Con ínfulas de “omnipotente”, el
régimen del SSXXI pasa por encima de los
Derechos Humanos, de los imperativos de la Constitución, de los reclamos
de organismos internacionales y -last but non least- de fundamentales
exigencias de la cortesía y la
delicadeza humanas. En línea de “omnipotencia” busca imponer en nuestra patria
un proyecto totalitario; lo ha denunciado repetidas veces la Conferencia Episcopal Venezolana. En nombre
de una ideología con pretensiones de fatalidad histórica se pone a todo un
pueblo al servicio de fórmulas y
programas, que aplastan los reales intereses de la gente de carne y hueso. Resultado: el pueblo es
servidor de la elite gobernante y no lo contrario. En consecuencia, poco
importan la opinión, los sentimientos,
los sufrimientos de los ciudadanos, frente a la conservación y el acrecentamiento del poder de la cúpula
gobernante.
En segundo lugar Francisco asumió
y amplió lo que desde Montesquieu se viene subrayando para la configuración de
un Estado: “La distribución fáctica del
poder (político, económico, de defensa, tecnológico, etc.) entre una pluralidad
de sujetos y la creación de un sistema jurídico de regulación de las
pretensiones e intereses, concreta la limitación del poder”.

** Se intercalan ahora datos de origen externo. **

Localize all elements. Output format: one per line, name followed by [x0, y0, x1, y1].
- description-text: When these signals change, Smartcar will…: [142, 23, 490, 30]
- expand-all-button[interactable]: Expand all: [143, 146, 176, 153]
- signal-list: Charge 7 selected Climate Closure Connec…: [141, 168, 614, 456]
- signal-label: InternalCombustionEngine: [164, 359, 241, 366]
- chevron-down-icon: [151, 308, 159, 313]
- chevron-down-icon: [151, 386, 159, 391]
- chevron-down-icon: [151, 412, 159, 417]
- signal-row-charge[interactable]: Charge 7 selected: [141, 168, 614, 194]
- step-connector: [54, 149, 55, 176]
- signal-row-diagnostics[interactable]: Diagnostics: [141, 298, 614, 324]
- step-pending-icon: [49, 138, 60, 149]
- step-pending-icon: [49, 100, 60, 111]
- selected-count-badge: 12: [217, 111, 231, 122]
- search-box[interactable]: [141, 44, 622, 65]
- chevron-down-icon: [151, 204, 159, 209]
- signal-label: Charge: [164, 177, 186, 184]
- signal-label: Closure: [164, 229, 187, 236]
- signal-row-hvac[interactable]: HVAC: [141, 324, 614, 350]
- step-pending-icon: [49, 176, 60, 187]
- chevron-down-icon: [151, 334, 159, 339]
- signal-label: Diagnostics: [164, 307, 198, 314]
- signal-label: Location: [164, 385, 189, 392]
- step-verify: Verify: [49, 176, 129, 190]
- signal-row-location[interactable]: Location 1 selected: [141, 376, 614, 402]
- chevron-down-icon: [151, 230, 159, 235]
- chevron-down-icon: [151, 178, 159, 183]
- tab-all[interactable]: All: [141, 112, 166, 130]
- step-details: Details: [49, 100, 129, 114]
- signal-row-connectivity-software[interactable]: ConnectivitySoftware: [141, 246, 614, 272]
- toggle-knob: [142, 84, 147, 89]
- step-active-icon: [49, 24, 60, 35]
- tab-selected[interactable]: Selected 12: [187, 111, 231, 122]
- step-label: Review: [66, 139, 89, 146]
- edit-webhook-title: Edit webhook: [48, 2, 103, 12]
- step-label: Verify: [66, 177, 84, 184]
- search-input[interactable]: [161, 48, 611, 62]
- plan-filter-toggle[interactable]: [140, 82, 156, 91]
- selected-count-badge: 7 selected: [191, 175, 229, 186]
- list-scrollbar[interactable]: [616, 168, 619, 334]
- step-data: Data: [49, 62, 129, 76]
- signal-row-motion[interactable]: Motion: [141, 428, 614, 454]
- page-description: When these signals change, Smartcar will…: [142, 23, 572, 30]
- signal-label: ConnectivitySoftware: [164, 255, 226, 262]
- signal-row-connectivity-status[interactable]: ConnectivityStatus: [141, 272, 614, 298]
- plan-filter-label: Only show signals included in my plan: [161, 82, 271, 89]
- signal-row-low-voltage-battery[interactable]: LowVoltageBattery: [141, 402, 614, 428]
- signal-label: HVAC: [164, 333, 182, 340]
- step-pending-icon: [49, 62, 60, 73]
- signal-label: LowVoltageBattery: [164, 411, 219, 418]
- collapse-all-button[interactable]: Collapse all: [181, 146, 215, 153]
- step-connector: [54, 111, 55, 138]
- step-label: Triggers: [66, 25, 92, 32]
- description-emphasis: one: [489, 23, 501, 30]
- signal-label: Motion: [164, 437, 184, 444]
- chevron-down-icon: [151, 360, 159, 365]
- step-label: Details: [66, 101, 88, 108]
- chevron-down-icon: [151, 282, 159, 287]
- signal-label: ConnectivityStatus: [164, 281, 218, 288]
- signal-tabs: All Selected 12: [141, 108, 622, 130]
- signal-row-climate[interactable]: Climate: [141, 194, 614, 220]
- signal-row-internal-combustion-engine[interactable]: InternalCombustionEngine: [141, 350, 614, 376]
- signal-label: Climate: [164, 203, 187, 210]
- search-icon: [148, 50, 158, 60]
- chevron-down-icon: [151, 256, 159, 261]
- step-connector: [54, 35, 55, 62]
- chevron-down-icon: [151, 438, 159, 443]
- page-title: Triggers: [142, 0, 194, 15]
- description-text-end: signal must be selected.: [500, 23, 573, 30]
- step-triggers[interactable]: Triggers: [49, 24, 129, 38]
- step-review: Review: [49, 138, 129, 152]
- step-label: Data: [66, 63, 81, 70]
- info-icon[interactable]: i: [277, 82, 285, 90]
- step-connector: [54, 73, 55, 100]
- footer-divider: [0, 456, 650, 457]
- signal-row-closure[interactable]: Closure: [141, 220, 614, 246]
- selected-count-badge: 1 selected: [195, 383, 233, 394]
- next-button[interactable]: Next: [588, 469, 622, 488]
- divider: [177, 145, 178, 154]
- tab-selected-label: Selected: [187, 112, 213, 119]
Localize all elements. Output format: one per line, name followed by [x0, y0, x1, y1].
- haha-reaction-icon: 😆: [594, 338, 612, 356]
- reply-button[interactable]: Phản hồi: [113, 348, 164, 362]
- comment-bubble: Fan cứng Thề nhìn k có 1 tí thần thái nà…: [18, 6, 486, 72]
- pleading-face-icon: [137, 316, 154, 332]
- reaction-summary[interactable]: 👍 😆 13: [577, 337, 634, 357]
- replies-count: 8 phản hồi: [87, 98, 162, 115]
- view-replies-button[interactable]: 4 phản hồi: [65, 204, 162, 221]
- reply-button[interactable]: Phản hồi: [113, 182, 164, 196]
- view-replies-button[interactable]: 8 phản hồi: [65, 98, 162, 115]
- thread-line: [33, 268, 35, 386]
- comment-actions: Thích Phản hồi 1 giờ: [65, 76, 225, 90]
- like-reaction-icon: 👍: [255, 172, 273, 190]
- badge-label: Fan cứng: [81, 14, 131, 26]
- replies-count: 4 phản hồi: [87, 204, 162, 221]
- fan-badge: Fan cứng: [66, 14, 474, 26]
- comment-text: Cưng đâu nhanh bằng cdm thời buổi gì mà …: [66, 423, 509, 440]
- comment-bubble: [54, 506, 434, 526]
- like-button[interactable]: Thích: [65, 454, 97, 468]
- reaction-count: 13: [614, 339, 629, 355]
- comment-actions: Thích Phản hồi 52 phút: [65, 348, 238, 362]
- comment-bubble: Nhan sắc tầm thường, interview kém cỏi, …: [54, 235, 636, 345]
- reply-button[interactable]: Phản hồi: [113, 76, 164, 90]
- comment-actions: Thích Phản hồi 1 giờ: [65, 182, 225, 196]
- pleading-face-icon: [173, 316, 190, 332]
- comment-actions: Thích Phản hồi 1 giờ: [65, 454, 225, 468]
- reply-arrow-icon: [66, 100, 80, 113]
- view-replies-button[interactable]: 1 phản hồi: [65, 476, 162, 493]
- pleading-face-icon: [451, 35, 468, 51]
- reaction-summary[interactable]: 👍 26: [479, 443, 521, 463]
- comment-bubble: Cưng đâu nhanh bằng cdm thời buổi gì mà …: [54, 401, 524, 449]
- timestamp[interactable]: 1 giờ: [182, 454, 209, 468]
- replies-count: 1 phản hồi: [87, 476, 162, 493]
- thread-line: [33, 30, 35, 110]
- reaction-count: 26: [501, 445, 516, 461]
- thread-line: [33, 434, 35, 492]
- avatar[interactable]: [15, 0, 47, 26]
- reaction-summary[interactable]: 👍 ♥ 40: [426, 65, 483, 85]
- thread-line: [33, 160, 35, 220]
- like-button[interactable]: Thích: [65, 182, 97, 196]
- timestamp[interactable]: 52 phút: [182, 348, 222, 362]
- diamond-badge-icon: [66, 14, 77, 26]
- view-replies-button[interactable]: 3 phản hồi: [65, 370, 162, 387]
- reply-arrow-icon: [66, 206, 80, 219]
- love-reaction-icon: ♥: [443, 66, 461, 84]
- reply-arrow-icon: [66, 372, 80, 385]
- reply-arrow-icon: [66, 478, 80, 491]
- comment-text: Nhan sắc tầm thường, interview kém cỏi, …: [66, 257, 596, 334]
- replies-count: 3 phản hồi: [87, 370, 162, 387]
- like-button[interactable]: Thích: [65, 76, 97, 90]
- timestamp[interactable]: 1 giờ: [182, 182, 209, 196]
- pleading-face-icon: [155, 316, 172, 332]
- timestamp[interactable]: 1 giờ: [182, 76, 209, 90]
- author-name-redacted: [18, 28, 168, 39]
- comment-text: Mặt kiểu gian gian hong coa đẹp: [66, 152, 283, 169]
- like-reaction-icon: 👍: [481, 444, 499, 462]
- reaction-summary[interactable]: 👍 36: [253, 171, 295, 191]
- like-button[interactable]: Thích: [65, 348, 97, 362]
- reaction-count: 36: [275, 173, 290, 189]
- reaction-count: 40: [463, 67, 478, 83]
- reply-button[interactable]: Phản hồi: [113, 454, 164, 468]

Nuestra Constitución dedica amplio
articulado para establecer un Estado de derecho con pluraridad de poderes enderezada a garantizar una efectiva
convivencia democrática. No los separa para contraponerlos, sino para que, en
constructiva interrelación y mutuo
control, contribuyan a una efectiva
salvaguarda de los
derechos de los ciudadanos y del
progreso global de la nación. Lamentablemente, bajo la consigna de “un solo
poder”, se operado en estos últimos años una concentración de los poderes en el
Ejecutivo, en la cual la culpabilidad del Tribunal Supremo de Justicia se ha
exhibido de modo vergozoso. Expresión
patente de esto han sido condenas
jupiterianas de inocentes por parte del
monarca-presidente, mecanografiadas ulteriormente por juzgados de papel.
El Papa Francisco recordó en la
enseñanza que he comentado, elementos básicos de la Doctrina Social de la
Iglesia como son la dignidad-centralidad de la persona humana y el poder como
servicio, así como los principios de participación y subsidiaridad, indispensables
para la edificación de una “nueva sociedad”.